Wasteland
The desert corridor is the corridor shape of a homestead in a single location. It is the typical characteristic of the scattered settlement in highly fragmented terrain and originally goes back to reclamation .
The wasteland is a parcel that is only determined by the topographical conditions and the economic structure. Typically, it is largely surrounded only by forest and fallow land, it only has markings (planned boundaries) to any neighbors, and there, too, follows the orographic conditions (elevation forms, water limits , etc.). The deserted corridor represents the most original corridor shape and, according to Schindlbauer, “can undoubtedly be described as the ideal shape from the point of view of the internal organization”: It makes optimal use of the existing area for the manager. The Hofstelle or remote area , depending on the terrain in the middle or at the edge of the parcel and shows therein regional typical forms - for example in the inner alpine region, where the valley farmers at the bottom, the slope farmers but residences naturally at half the height of its basis, as long as it allows the terrain.
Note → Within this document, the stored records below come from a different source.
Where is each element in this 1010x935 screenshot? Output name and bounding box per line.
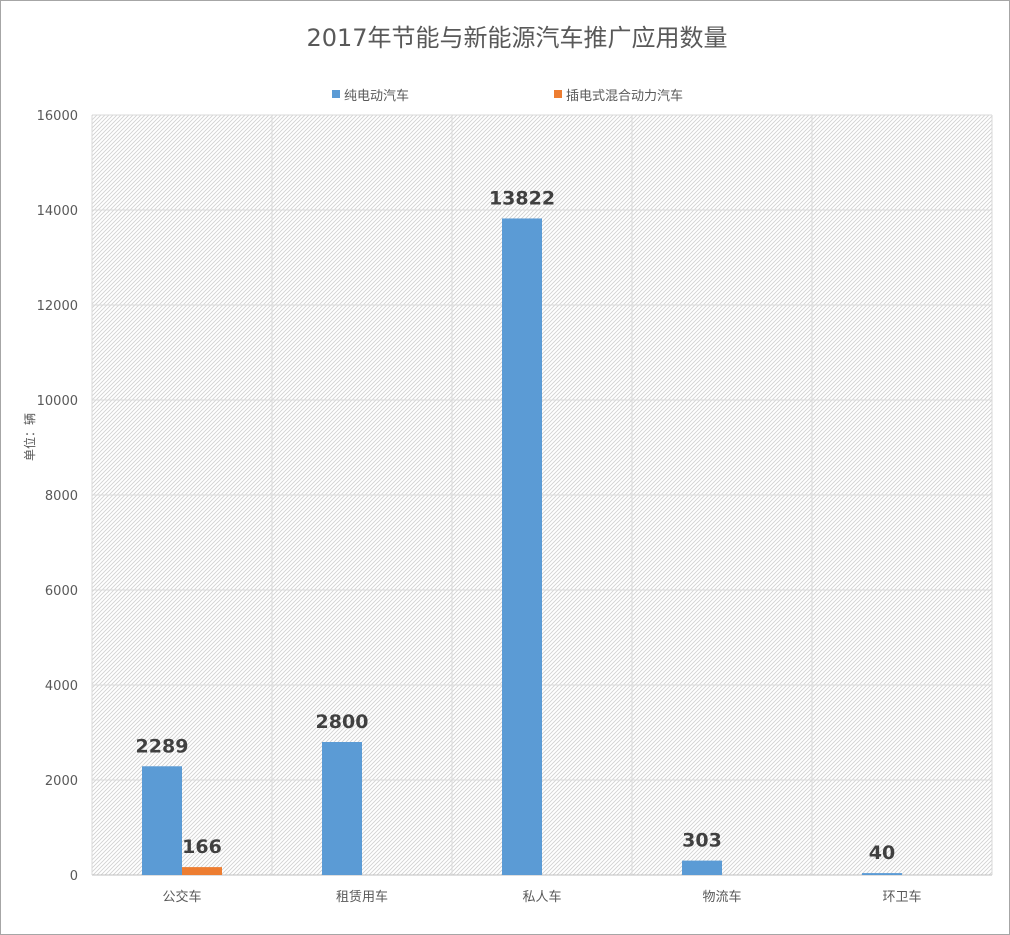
data-label: 166 <box>182 836 222 858</box>
chart-title: 2017年节能与新能源汽车推广应用数量 <box>306 24 727 52</box>
x-category-label: 环卫车 <box>882 889 921 905</box>
legend-label-phev: 插电式混合动力汽车 <box>566 88 683 104</box>
y-tick-label: 14000 <box>37 204 78 219</box>
legend-swatch-phev <box>554 90 562 98</box>
bar-bev <box>682 860 722 875</box>
bar-bev <box>862 873 902 875</box>
data-label: 40 <box>869 842 895 864</box>
bar-phev <box>182 867 222 875</box>
y-tick-label: 12000 <box>37 299 78 314</box>
x-category-label: 私人车 <box>522 889 561 905</box>
x-category-label: 公交车 <box>162 889 201 905</box>
bar-bev <box>142 766 182 875</box>
x-category-label: 租赁用车 <box>336 889 388 905</box>
y-tick-label: 2000 <box>45 774 78 789</box>
y-axis-ticks: 0 2000 4000 6000 8000 10000 12000 14000 16000 <box>37 109 78 884</box>
y-tick-label: 16000 <box>37 109 78 124</box>
bars <box>142 218 902 875</box>
y-tick-label: 8000 <box>45 489 78 504</box>
data-labels: 2289 2800 13822 303 40 166 <box>136 187 896 864</box>
bar-bev <box>502 218 542 875</box>
y-tick-label: 6000 <box>45 584 78 599</box>
x-category-label: 物流车 <box>702 889 741 905</box>
bar-bev <box>322 742 362 875</box>
legend-label-bev: 纯电动汽车 <box>344 88 409 104</box>
y-tick-label: 10000 <box>37 394 78 409</box>
data-label: 13822 <box>489 187 555 209</box>
x-axis-categories: 公交车 租赁用车 私人车 物流车 环卫车 <box>162 889 921 905</box>
data-label: 2800 <box>316 711 369 733</box>
data-label: 2289 <box>136 735 189 757</box>
y-tick-label: 0 <box>70 869 78 884</box>
y-tick-label: 4000 <box>45 679 78 694</box>
y-axis-label: 单位：辆 <box>22 413 37 461</box>
legend-swatch-bev <box>332 90 340 98</box>
data-label: 303 <box>682 830 722 852</box>
legend: 纯电动汽车 插电式混合动力汽车 <box>332 88 683 104</box>
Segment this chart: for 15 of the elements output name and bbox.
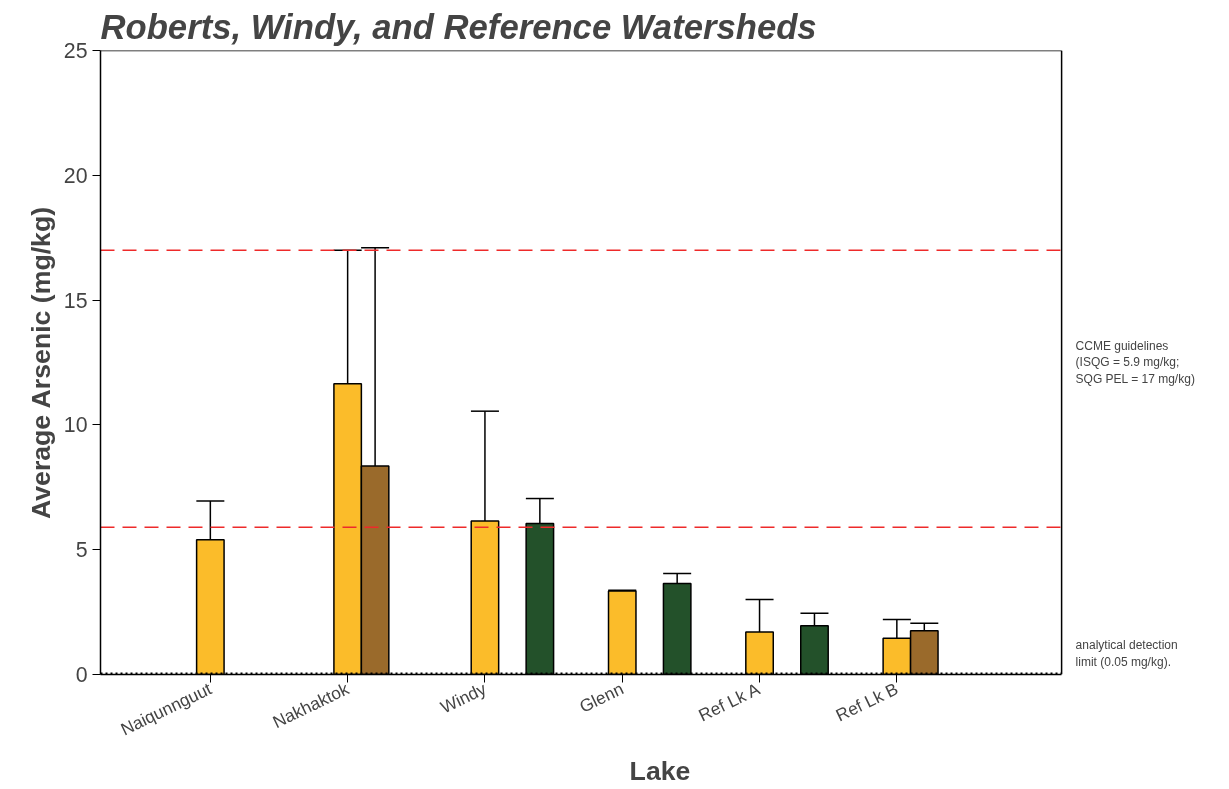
x-tick-label: Ref Lk B [832, 678, 902, 726]
x-tick-label: Glenn [576, 678, 627, 717]
y-tick-label: 10 [63, 413, 88, 438]
y-tick-label: 0 [75, 663, 88, 687]
y-tick-label: 20 [63, 163, 88, 188]
y-tick-label: 25 [63, 39, 88, 63]
x-tick-label: Ref Lk A [695, 678, 764, 726]
ref-line-label: analytical detection limit (0.05 mg/kg). [1075, 638, 1178, 670]
x-tick-label: Windy [437, 678, 490, 718]
text: CCME guidelines (ISQG = 5.9 mg/kg; SQG PEL = 17 mg/kg) [1075, 338, 1195, 387]
y-axis-title: Average Arsenic (mg/kg) [25, 206, 56, 520]
chart-title: Roberts, Windy, and Reference Watersheds [100, 7, 817, 46]
x-axis-title: Lake [629, 756, 691, 787]
y-tick-label: 5 [75, 538, 88, 563]
y-tick-label: 15 [63, 288, 88, 313]
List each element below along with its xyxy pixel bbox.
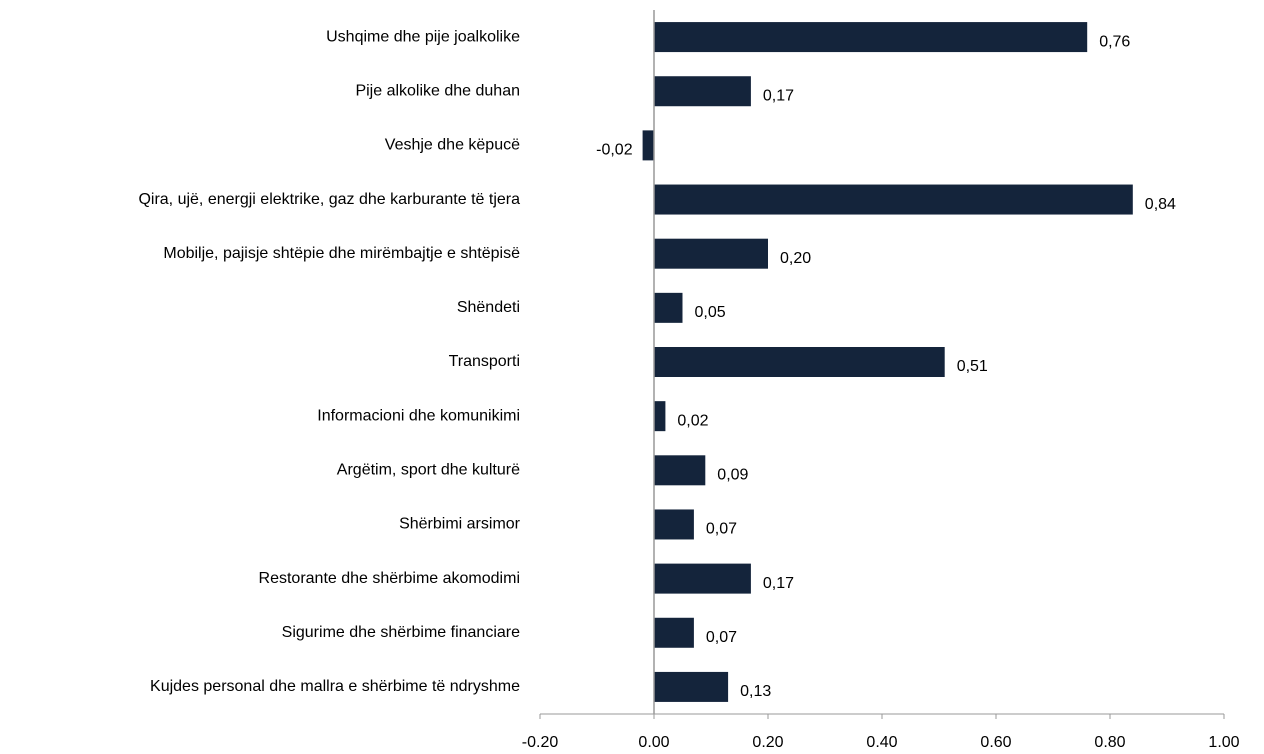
bar: [654, 455, 706, 486]
bar: [654, 292, 683, 323]
y-tick-label: Kujdes personal dhe mallra e shërbime të…: [150, 678, 520, 695]
bar: [642, 130, 654, 161]
x-tick-label: 0.00: [638, 734, 669, 751]
value-label: 0,20: [780, 250, 811, 267]
value-label: 0,17: [763, 575, 794, 592]
bar: [654, 347, 945, 377]
y-tick-label: Ushqime dhe pije joalkolike: [326, 28, 520, 45]
y-tick-label: Informacioni dhe komunikimi: [317, 407, 520, 424]
value-label: 0,07: [706, 629, 737, 646]
x-tick-label: 1.00: [1208, 734, 1239, 751]
value-label: 0,02: [677, 412, 708, 429]
value-label: 0,51: [957, 358, 988, 375]
y-tick-label: Argëtim, sport dhe kulturë: [337, 462, 520, 479]
y-tick-label: Shërbimi arsimor: [399, 516, 521, 533]
bar: [654, 617, 694, 648]
value-label: 0,07: [706, 521, 737, 538]
x-tick-label: -0.20: [522, 734, 559, 751]
y-tick-label: Mobilje, pajisje shtëpie dhe mirëmbajtje…: [163, 245, 520, 262]
y-tick-label: Veshje dhe këpucë: [385, 137, 520, 154]
bar: [654, 184, 1133, 215]
value-label: 0,09: [717, 467, 748, 484]
x-tick-label: 0.20: [752, 734, 783, 751]
value-label: 0,17: [763, 87, 794, 104]
y-tick-label: Restorante dhe shërbime akomodimi: [259, 570, 520, 587]
value-label: -0,02: [596, 142, 633, 159]
x-tick-label: 0.40: [866, 734, 897, 751]
bar: [654, 671, 729, 702]
x-tick-label: 0.80: [1094, 734, 1125, 751]
value-label: 0,84: [1145, 196, 1176, 213]
y-tick-label: Sigurime dhe shërbime financiare: [282, 624, 520, 641]
y-tick-label: Transporti: [449, 353, 520, 370]
bar: [654, 76, 751, 107]
y-tick-label: Shëndeti: [457, 299, 520, 316]
value-label: 0,13: [740, 683, 771, 700]
bar: [654, 401, 666, 432]
y-tick-label: Pije alkolike dhe duhan: [355, 82, 520, 99]
x-tick-label: 0.60: [980, 734, 1011, 751]
bar: [654, 563, 751, 594]
bar: [654, 509, 694, 540]
bar: [654, 22, 1088, 53]
value-label: 0,05: [695, 304, 726, 321]
y-tick-label: Qira, ujë, energji elektrike, gaz dhe ka…: [138, 191, 520, 208]
bar: [654, 238, 768, 269]
value-label: 0,76: [1099, 33, 1130, 50]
In the context of possible marriages and inheritance takeovers and realizations , the wasteland is broken up. Special forms are, for example, the double courtyards, which divide a deserted corridor with two courtyard areas (and thus form the nucleus of the hamlet ). In order to prevent this increasing fragmentation, Flurzwänge were introduced in Central Europe as early as the late Middle Ages with the simultaneous transition of the right of inheritance to only one son , and land consolidations were undertaken from the 19th century . Original wastelands have only survived to this day in the peripheral areas of the settlement areas.
However, there are also special forms such as the block-shaped desert corridors and the strip-shaped desert corridors , which represent the transition to the block corridor or strip corridor and can be found where the scattered settlement was more dense than it could have led to pure desert courtyards: These parcels are only partial topographically, but partly already defined purely geodetically by straight lines as possible.
See also
- -edt , on naming: The -ed (t) names do not refer to remote farms, which were given a “beautiful” name as the main settlement area, but to abandoned and resumed settlement areas
literature
- Felix Bachofer: The structure of the hallway: Forms genesis. Seminar paper Eberhard-Karls-Universität Tübingen (Geographical Institute), 2002, ISBN 978-3-638-17285-1 ( e-book , grin.com).
- H. Uhlig: The rural settlements. In: Materials on the terminology of the agricultural landscape. Vol. II, Giessen 1972.
Individual evidence
- ↑ Gottfried Schindlbauer: The rural settlement image with special consideration of the homestead forms, illustrated using the example of the Attersee area . In: Upper Austrian Museum Association - Society for Regional Studies (Hrsg.): Yearbook of the Upper Austrian Museum Association . 131a. Linz 1986, p. 89-105 , p. 93, PDF p. 3 ( PDF on ZOBODAT [accessed on May 25, 2010]).